Saturday I was at a playground in an upscale area of San Francisco with my granddaughter. She was wearing pants and a t-shirt. Invariably, other parents, told their kids things like, "Be careful of the little boy."
I started looking around. My granddaughter is barely 17 months old and already her clothes mark her as a boy or a girl. Her hair is still mostly fuzzy. Her face doesn't give her away. But everyone assumed she was a boy. Just because she had on pants and a T shirt - nothing frilly, no flowers, a little baseball cap with a frog.
The next day we were at the same playground, but she was wearing clothes that identified her as a girl - the pants were more like tights and didn't go below the calf. Her shirt had a pattern and was more like a smock than a t-shirt.
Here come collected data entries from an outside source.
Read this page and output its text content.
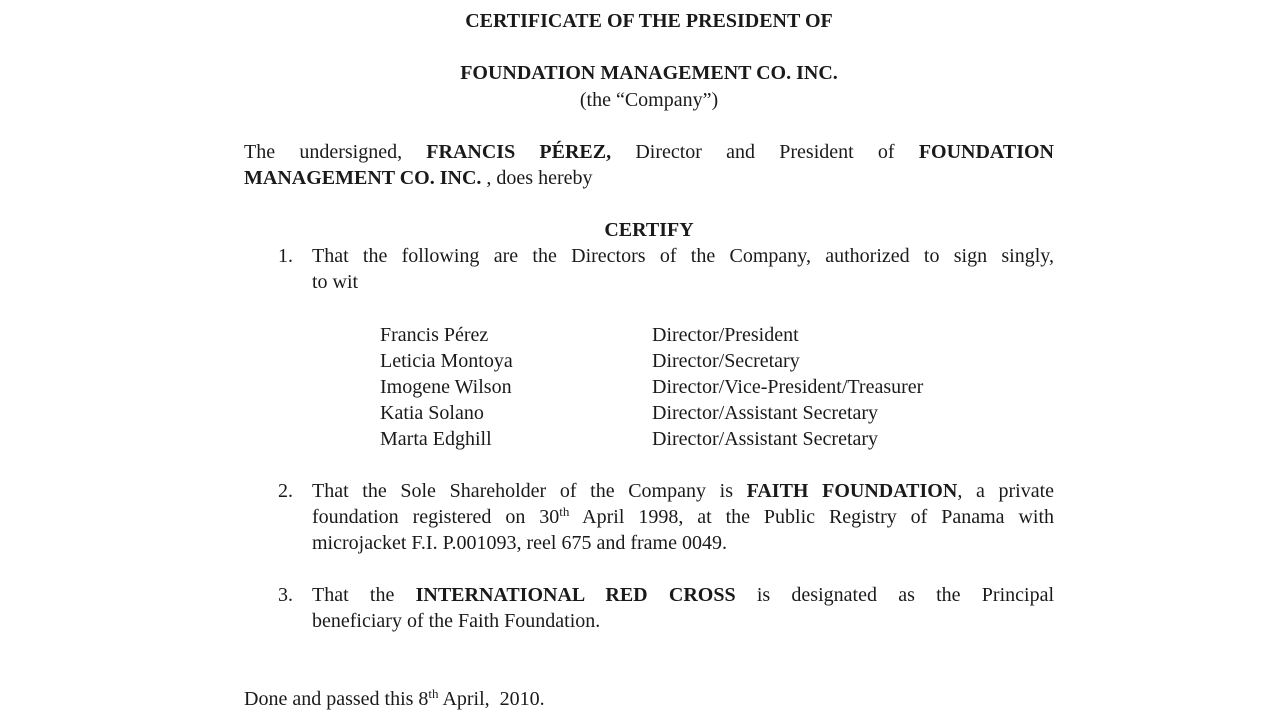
CERTIFICATE OF THE PRESIDENT OF
FOUNDATION MANAGEMENT CO. INC.
(the “Company”)
The undersigned, FRANCIS PÉREZ, Director and President of FOUNDATION
MANAGEMENT CO. INC. , does hereby
CERTIFY
1. That the following are the Directors of the Company, authorized to sign singly,
to wit
Francis Pérez	Director/President
Leticia Montoya	Director/Secretary
Imogene Wilson	Director/Vice-President/Treasurer
Katia Solano	Director/Assistant Secretary
Marta Edghill	Director/Assistant Secretary
2. That the Sole Shareholder of the Company is FAITH FOUNDATION, a private
foundation registered on 30th April 1998, at the Public Registry of Panama with
microjacket F.I. P.001093, reel 675 and frame 0049.
3. That the INTERNATIONAL RED CROSS is designated as the Principal
beneficiary of the Faith Foundation.
Done and passed this 8th April,  2010.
Yet one four year old girl who started talking to her in a big sisterly oh-how-cute way, suddenly pulled back and said, "She's wearing boys' shoes." Boys' shoes? I looked around. The girls had more colorful shoes, with patterns and designs on them. My granddaughter had sturdy walking shoes.
I started looking around more carefully. I'm not sure there's boys' clothes as much as there are girls' clothes. By that I mean, the clothes the boys wore would be perfectly ok on a girl, but the girls' clothes wouldn't be perfectly ok on a boy. So, if you aren't wearing 'girl' clothes, you are by default wearing boys' clothes. It seems boys' clothes are more practical and girls' clothes are more colorful and showy.
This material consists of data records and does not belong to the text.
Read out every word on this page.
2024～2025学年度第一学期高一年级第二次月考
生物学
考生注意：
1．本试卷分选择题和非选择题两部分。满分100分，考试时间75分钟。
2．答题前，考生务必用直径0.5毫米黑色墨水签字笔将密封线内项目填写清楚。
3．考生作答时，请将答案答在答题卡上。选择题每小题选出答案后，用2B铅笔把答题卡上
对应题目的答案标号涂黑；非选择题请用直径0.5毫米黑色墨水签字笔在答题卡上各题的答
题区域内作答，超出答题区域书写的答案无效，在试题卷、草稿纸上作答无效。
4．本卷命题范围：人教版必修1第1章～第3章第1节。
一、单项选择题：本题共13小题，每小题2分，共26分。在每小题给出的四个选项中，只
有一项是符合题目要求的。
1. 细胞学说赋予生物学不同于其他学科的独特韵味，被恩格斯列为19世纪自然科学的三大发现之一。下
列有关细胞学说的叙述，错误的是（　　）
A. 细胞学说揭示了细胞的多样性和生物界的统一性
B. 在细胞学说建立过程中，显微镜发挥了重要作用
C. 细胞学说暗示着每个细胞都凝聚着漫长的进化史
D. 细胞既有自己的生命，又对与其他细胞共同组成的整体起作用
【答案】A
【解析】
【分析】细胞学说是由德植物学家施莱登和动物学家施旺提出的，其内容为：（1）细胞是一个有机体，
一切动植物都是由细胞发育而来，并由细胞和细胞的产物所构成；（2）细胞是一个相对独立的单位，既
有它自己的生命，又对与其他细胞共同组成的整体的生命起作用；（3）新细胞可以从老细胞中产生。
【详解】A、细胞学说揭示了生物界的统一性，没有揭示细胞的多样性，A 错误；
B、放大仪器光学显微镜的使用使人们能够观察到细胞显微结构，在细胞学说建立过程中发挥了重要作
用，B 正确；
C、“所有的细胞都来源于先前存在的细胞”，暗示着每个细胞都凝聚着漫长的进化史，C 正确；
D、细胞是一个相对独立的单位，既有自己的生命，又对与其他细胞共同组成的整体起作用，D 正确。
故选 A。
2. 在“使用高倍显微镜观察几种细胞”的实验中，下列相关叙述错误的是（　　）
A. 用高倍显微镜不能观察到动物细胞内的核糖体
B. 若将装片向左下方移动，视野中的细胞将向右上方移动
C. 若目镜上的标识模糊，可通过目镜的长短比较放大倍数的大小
My daughter consciously dresses her daughter in non-gender specific clothes because she's read studies that say girls and boys are treated differently by strangers as soon as they have any identifiable gender marker - say pink or blue clothing. People, she says, tend to comment on what girls look like and on what boys are doing.
Finding those studies is proving hard on google. The blogger at
A Haircut and a Shave
after having similar reactions to her daughter, pondered whether people could tell the difference between girl and boy infants by their faces. She found studies of adult faces (adults can tell most of the time) and older kids' faces (adults can tell 75% of the time, though little kids were less successful.) But she couldn't find such a study of infant faces.
She also
found a study
which asked mothers to estimate their 11-month-old son's
or daughter's crawling skills and predict how their child would perform
in a new crawling task up and down some sloped surfaces.
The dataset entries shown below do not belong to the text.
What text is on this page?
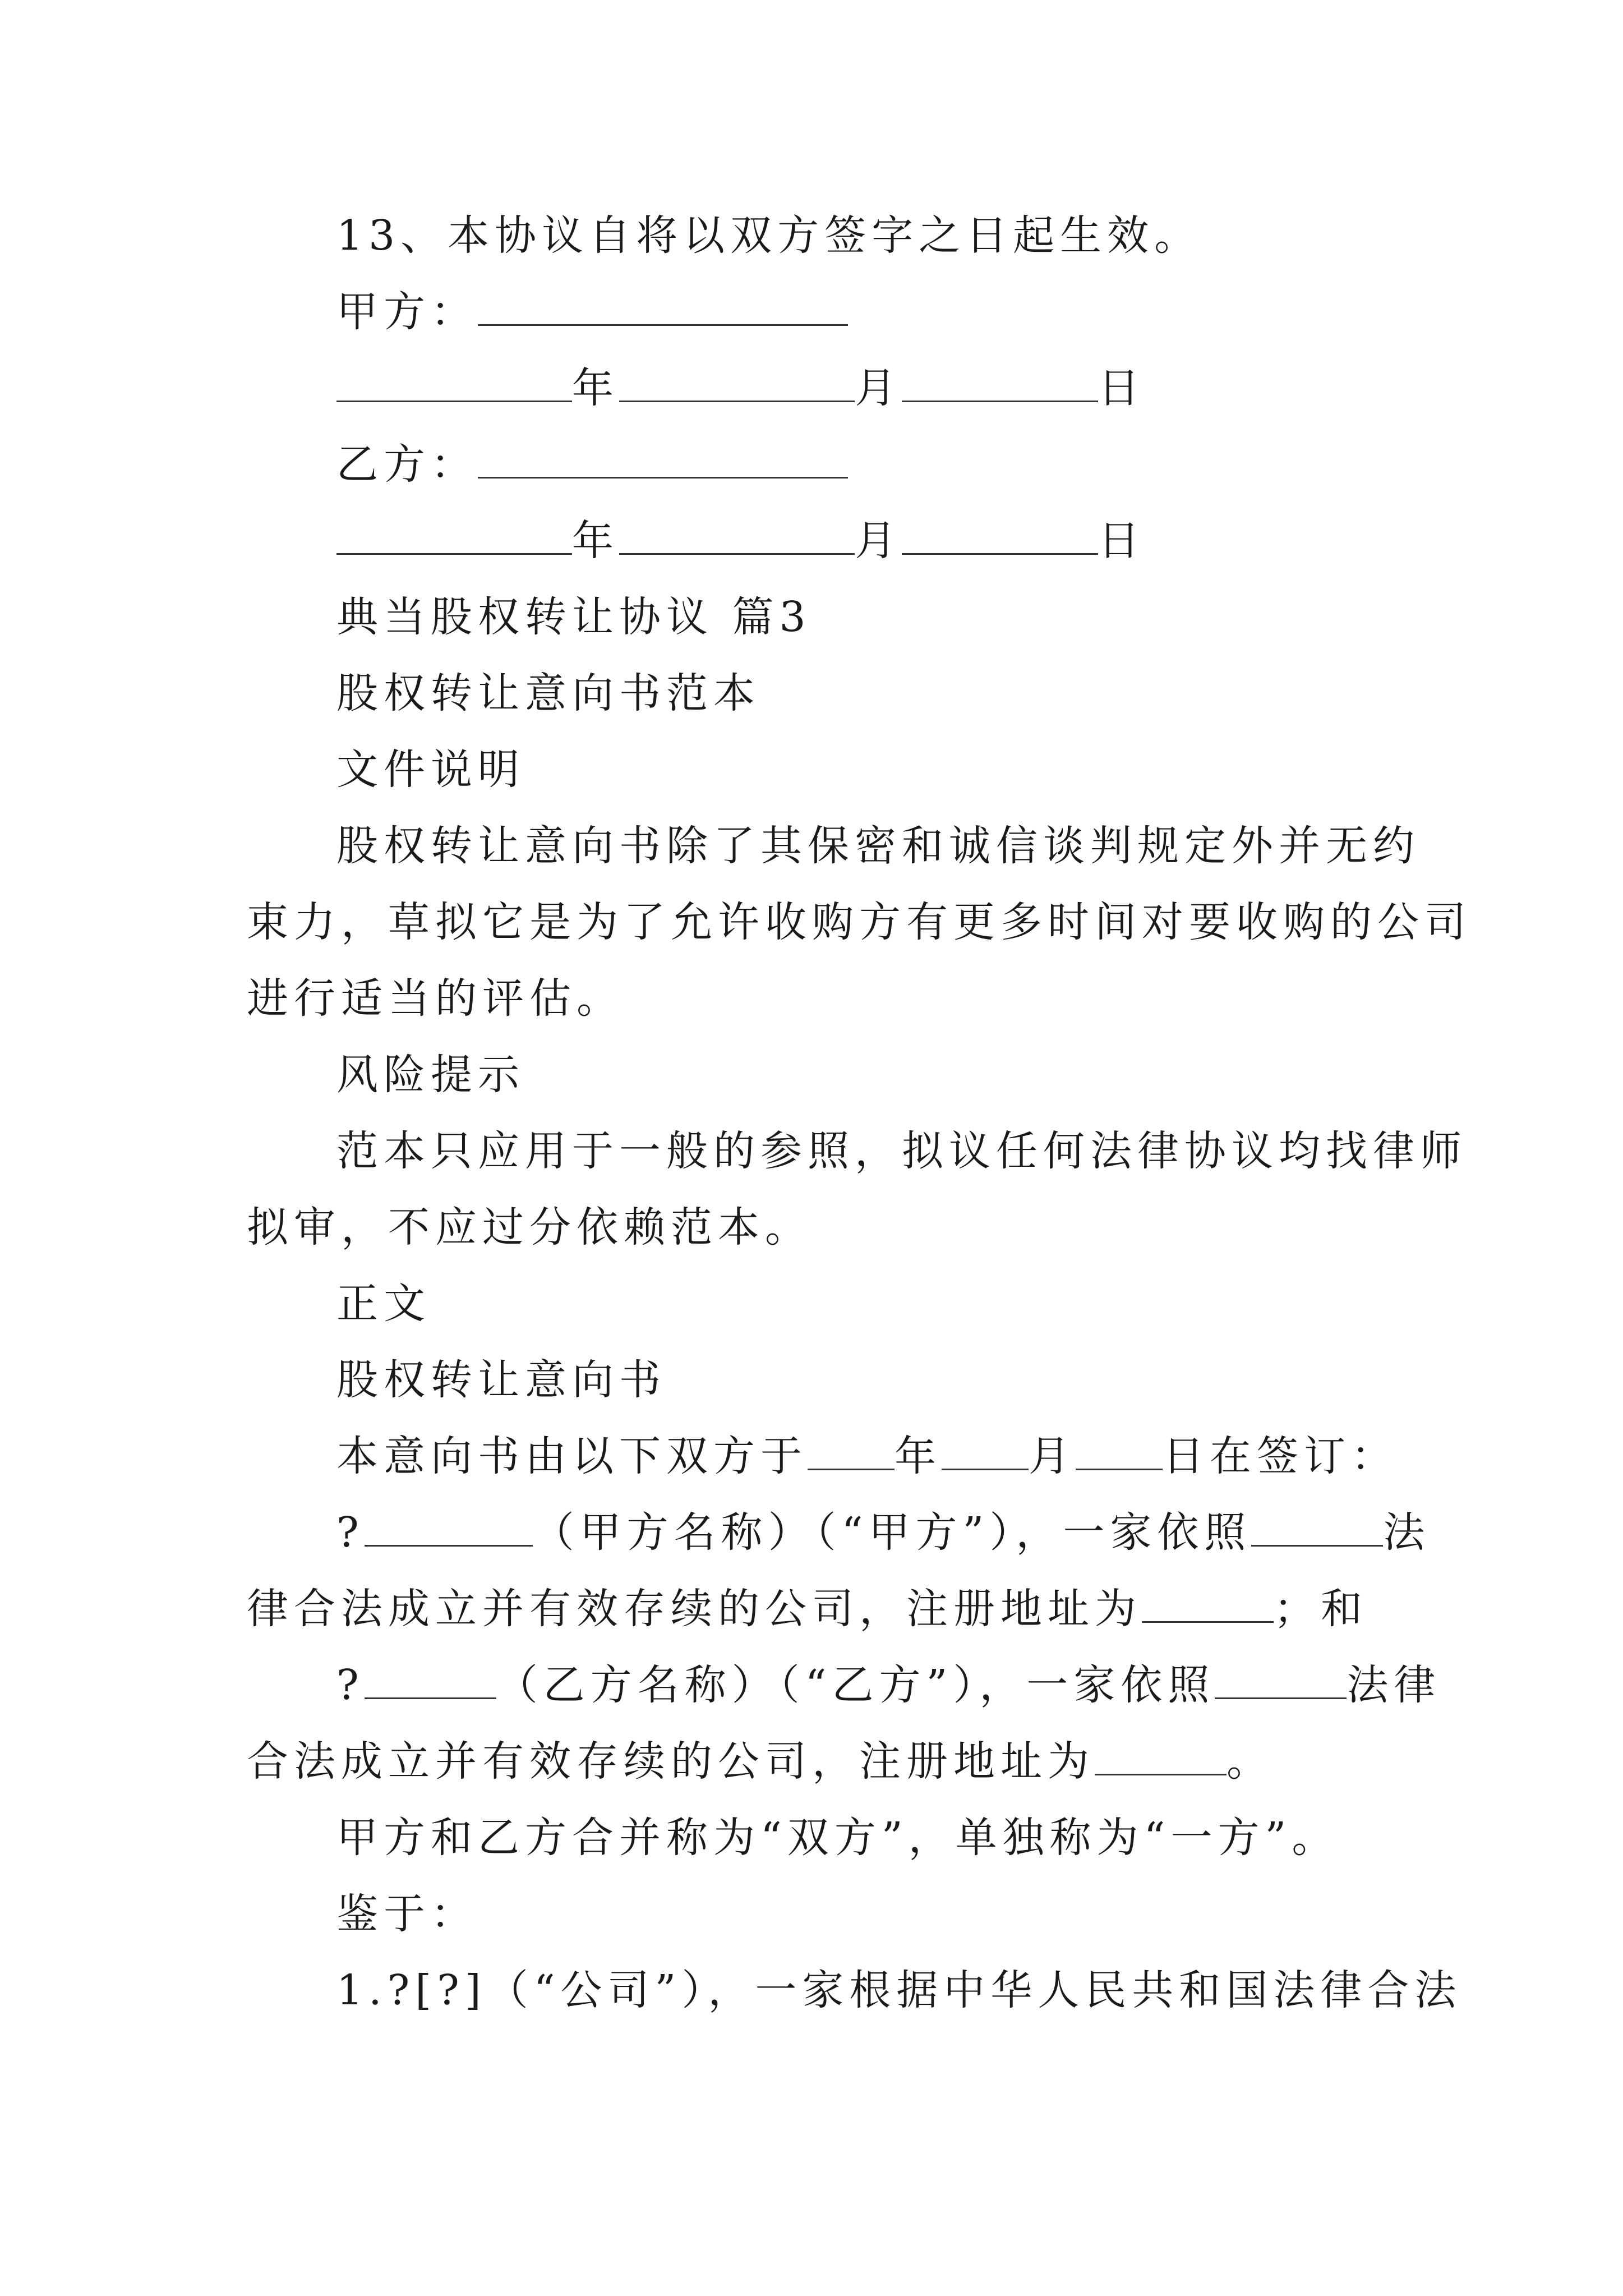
13、本协议自将以双方签字之日起生效。
甲方：
年	月	日
乙方：
年	月	日
典当股权转让协议 篇3
股权转让意向书范本
文件说明
股权转让意向书除了其保密和诚信谈判规定外并无约
束力，草拟它是为了允许收购方有更多时间对要收购的公司
进行适当的评估。
风险提示
范本只应用于一般的参照，拟议任何法律协议均找律师
拟审，不应过分依赖范本。
正文
股权转让意向书
本意向书由以下双方于 年 月 日在签订：
?	（甲方名称）（“甲方”），一家依照	法
律合法成立并有效存续的公司，注册地址为	；和
?	（乙方名称）（“乙方”），一家依照	法律
合法成立并有效存续的公司，注册地址为	。
甲方和乙方合并称为“双方”，单独称为“一方”。
鉴于：
1.?[?]（“公司”），一家根据中华人民共和国法律合法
Interestingly, the mothers of baby girls significantly under-estimated their daughter's skills and future performance, while the mothers of baby boys significantly over-estimated their son's skills and future performance on the crawling task.
When the researchers actually measured the baby's skills and
performance on a crawling task, there was absolutely no difference
between the boys and girls. The mothers were wrong; and not just wrong,
but systematically wrong on the basis of their baby's gender.
She also supports my comments about clothing:
Meantime, I can say that I think the super-gendered baby clothes
that dominate stores are just silly. It can be so difficult to find
clothes that aren't blue or pink, especially for very young babies.
Clearly, the big difference between girls and boys has to do with different parts in their pants. But do those anatomical parts really define everything else in their lives? Based just on this clothing review, it seems to me that our society (and probably most others)
- makes a big deal about the differences between boys and girls
- expects different things from them
- treats boys more as doers and girls more as objects of display
The environmental impacts surely play as big a role and the genetic impacts.